L'INCHIESTA - La dura vita di chi indossa il niqab. E c’è chi non affitta ai musulmani

Viaggio in cinque agenzie immobiliari dei cronisti che si fingono islamici di NICOLA PALMA e MARIANNA VAZZANA

Inchiesta de Il Giorno (Newpress)

Inchiesta de Il Giorno (Newpress)

Milano, 25 novembre 2015 - Una coppia normale. Come ce ne sono tantissime ormai nella multietnica Milano. Lui è un italiano di 34 anni: deve trasferirsi per lavoro in Città Studi con la sua compagna e sta cercando casa in affitto da gennaio 2016. Lei è una tunisina di 32 anni: musulmana come i suoi genitori, ogni volta che esce di casa indossa il niqab, copricapo composto da un fazzoletto e un pezzo di stoffa rigorosamente neri che nasconde per intero la faccia delle donne islamiche lasciando in vista solamente gli occhi. In realtà, siamo due cronisti del Giorno. Ieri abbiamo indossato questi panni per andare in giro a caccia di un bilocale tra Lambrate e Piola. Con una puntatina in centro. Ci siamo presentati in cinque agenzie immobiliari per chiedere informazioni. E soprattutto per capire se quell’indumento genera diffidenza. Se la psicosi scatenata dalla paura di attentati jihadisti ha effetti pratici nella quotidianità. Se, in definitiva, basta un foulard sulla testa a spaventare chi ti sta di fronte.

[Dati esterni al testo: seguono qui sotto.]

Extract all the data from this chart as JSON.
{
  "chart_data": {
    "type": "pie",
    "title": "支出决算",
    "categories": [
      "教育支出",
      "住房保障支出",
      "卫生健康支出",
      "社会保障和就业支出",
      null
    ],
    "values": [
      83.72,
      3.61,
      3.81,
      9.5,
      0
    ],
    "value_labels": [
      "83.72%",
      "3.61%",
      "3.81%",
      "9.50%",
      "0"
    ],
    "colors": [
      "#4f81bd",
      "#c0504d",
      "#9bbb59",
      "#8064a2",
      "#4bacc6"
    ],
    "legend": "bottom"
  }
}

Ecco il resoconto del nostro viaggio. Ore 11, ci incamminiamo lungo viale Gran Sasso. Il velo integrale attira inevitabilmente l’attenzione dei passanti: c’è chi si limita a uno sguardo, chi commenta sottovoce. In via Pacini, ecco il primo ufficio. Non abbiamo appuntamento, suoniamo e ci aprono. «Prego, accomodatevi», ci dice il responsabile. Stringe la mano a lui, la allunga titubante verso di lei. «Cerchiamo un appartamento, vogliamo spendere massimo 800 euro...». Parla solo l’uomo. Lei resta in silenzio. L’agente immobiliare non la guarda nemmeno. «Perfetto, ne abbiamo alcuni che possono fare al caso vostro...». Tutto bene? Più o meno. Sì, perché subito dopo il ragazzo aggiunge un po’ timoroso: «Prima devo chiedere ai proprietari se sono d’accordo». «D’accordo per cosa?», gli domandiamo. «Beh, devo chiedere se vogliono dare in locazione a stranieri: sa – aggiunge volgendo per la prima volta gli occhi alla donna – è capitato che qualcuno si sia rifiutato di affittare a studenti turchi del Politecnico». Ci scambiamo un recapito telefonico e ci salutiamo con una stretta di mano (a metà, perché stavolta la cronista velata non viene considerata). Proseguiamo, svoltiamo in via Teodosio e incrociamo altre due agenzie.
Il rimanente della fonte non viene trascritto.